So-called stablecoins have led the cryptocurrency market to melt down in a moment of significant instability.

The cryptocurrencies are intended to be a particularly reliable way of investing in digital money, and are marketed as being a way around the significant volatility in other, better known names such as bitcoin.

For some, that volatility is a fun or valuable thing about cryptocurrencies, as people look to make money by trading them. But it is also means that they are a dangerous store of value, and are impractical to use in actual transactions.

Stablecoins are meant to solve that by giving a constant exchange rate with the dollar, making them easy to value and theoretically more akin to actual cash.

But in recent days, stablecoins have proven to be anything but – with not only their own prices collapsing but that collapse helping bring about chaos right across the cryptocurrency markets.

The most notably unstable of those stablecoins is Terra, or UST. It has all but collapsed, losing almost all of its value.
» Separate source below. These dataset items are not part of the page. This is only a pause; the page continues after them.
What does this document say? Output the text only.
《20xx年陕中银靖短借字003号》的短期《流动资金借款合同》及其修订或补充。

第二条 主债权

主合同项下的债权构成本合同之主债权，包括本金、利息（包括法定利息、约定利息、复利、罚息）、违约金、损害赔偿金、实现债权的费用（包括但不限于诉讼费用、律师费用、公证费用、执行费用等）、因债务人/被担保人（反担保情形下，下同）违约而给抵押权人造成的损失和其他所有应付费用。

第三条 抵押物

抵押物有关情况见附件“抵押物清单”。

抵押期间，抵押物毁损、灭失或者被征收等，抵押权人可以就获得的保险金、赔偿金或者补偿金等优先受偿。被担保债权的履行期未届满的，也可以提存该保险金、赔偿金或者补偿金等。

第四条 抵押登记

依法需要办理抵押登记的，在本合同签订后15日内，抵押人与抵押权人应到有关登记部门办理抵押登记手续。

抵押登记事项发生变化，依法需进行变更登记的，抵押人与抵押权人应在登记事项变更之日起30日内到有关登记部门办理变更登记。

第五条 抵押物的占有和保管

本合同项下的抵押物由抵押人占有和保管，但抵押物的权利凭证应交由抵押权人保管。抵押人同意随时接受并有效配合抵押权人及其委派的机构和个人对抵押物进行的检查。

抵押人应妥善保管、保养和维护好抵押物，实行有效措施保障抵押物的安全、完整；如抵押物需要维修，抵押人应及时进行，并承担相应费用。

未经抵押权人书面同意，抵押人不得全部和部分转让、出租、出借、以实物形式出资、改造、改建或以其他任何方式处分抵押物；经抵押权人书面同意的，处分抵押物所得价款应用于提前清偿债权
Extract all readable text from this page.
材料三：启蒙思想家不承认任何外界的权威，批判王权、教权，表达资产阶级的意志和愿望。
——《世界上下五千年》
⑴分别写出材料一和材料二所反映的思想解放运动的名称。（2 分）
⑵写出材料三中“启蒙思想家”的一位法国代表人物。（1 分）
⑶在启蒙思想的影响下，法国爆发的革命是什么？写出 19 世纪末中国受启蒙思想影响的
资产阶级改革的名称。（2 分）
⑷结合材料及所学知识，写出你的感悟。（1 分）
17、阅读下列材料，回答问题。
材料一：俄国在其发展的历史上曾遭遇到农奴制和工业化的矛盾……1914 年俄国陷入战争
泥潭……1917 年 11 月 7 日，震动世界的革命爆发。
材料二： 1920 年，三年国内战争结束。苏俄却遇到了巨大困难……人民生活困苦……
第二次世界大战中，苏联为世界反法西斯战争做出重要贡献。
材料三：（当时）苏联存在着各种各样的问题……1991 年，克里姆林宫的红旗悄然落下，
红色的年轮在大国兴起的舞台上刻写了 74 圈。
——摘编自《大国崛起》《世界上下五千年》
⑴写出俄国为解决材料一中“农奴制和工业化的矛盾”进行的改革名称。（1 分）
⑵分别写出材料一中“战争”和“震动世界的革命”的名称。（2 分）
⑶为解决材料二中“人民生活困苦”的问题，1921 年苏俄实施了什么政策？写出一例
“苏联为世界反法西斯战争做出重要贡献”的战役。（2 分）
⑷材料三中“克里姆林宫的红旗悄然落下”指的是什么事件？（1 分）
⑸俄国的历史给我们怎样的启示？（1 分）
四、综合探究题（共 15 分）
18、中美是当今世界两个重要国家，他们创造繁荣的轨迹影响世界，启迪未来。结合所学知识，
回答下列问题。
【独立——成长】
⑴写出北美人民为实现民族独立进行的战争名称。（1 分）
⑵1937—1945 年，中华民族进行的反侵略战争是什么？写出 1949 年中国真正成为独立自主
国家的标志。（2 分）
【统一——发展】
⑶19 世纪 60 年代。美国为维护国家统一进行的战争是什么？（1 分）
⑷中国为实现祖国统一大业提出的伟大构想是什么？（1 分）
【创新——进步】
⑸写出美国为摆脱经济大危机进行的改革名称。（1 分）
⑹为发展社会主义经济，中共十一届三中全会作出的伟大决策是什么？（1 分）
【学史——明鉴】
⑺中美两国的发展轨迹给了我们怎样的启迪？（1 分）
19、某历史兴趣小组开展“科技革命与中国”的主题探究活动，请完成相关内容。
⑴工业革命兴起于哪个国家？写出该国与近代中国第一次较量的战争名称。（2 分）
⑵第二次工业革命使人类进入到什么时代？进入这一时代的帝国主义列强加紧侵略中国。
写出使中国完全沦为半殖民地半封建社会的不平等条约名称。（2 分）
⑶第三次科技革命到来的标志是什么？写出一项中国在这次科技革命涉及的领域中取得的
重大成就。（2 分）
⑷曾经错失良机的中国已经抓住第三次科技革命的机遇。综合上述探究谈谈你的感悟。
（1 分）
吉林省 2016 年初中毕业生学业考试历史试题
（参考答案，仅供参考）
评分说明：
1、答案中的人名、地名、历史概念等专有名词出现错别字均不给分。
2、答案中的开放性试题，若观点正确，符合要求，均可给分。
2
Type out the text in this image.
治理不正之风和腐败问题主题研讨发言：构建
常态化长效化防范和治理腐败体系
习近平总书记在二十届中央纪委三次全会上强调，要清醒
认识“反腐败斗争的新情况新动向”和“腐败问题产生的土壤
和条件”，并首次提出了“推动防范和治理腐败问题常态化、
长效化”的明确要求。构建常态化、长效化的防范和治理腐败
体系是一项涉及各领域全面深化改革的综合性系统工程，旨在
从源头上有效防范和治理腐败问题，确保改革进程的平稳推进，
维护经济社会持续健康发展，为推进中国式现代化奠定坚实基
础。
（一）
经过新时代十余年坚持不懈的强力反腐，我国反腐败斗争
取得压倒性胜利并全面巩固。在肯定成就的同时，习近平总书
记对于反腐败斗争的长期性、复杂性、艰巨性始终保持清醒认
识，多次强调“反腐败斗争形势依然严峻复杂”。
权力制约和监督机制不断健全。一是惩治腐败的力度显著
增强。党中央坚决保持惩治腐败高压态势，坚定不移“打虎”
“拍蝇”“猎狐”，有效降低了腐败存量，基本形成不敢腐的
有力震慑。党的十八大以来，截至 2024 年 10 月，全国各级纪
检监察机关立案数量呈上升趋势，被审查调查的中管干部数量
The idea behind that cryptocurrency is that it is equal to the dollar – one USD buys one UST. For a long time, that was the case, but now one UST is worth less than a penny.

That means that the cryptocurrency broke from its “peg”, which kept the two prices the same. It is that dramatic and unexpected event that caused ripples across the cryptocurrency market and dragged prices down.

Bitcoin has fallen almost 21 per cent over the last week, and the cryptocurrency market has dropped by 5.5 per cent over the last day. Trading volumes are also unusually high, as investors panic and look to sell their holdings.

There is not necessarily any direct connection between the problems with stablecoins and the rest of the market. Beyond plunging sentiment, there is no reason for the crash of Terra or any other stablecoin to necessarily hit the rest of the market – but plunging sentiment is important in cryptocurrency, which often trades up or down on the back of emotions and current events.

Likewise, not all of the crash in the cryptocurrency market can be traced back to the problems with stablecoins. Cryptocurrency is also being hit by the same problems that are pulling down tech stocks: rising inflation, and worried investors who are keen to move back into less risky assets.

Stablecoins work in one of two ways: those that are asset-backed and those that are decentralised. It is really the latter that has caused the big problems.

Asset-backed stablecoins such as Tether are nominally more safe because the companies that run them hold reserves that back them. So there are real, actual dollars backing those other cryptocurrencies that are pegged to the dollar, which should keep the two prices the same.

But asset-backed stablecoins are not entirely without criticism or concern. In recent years, regulators and investors have asked those behind those reserves to be more transparent about the holdings they have, and how their coins are secured – and have not always been successful in finding out.

TerraUSD does not work like that, however. It is more complicated, relying on an algorithm that swapped the cryptocurrency for another called Luna, which was intended to keep the prices stable.

But when investors turned against Luna, that system broke down. As markets weakened, so did confidence in the cryptocurrency that underpinned the so-called stablecoin, and both prices and the system intended to keep them flat crashed.

That has had real life effects, with investors saying they have lost their fortunes and sharing heartbreaking stories of the difficulties they now face.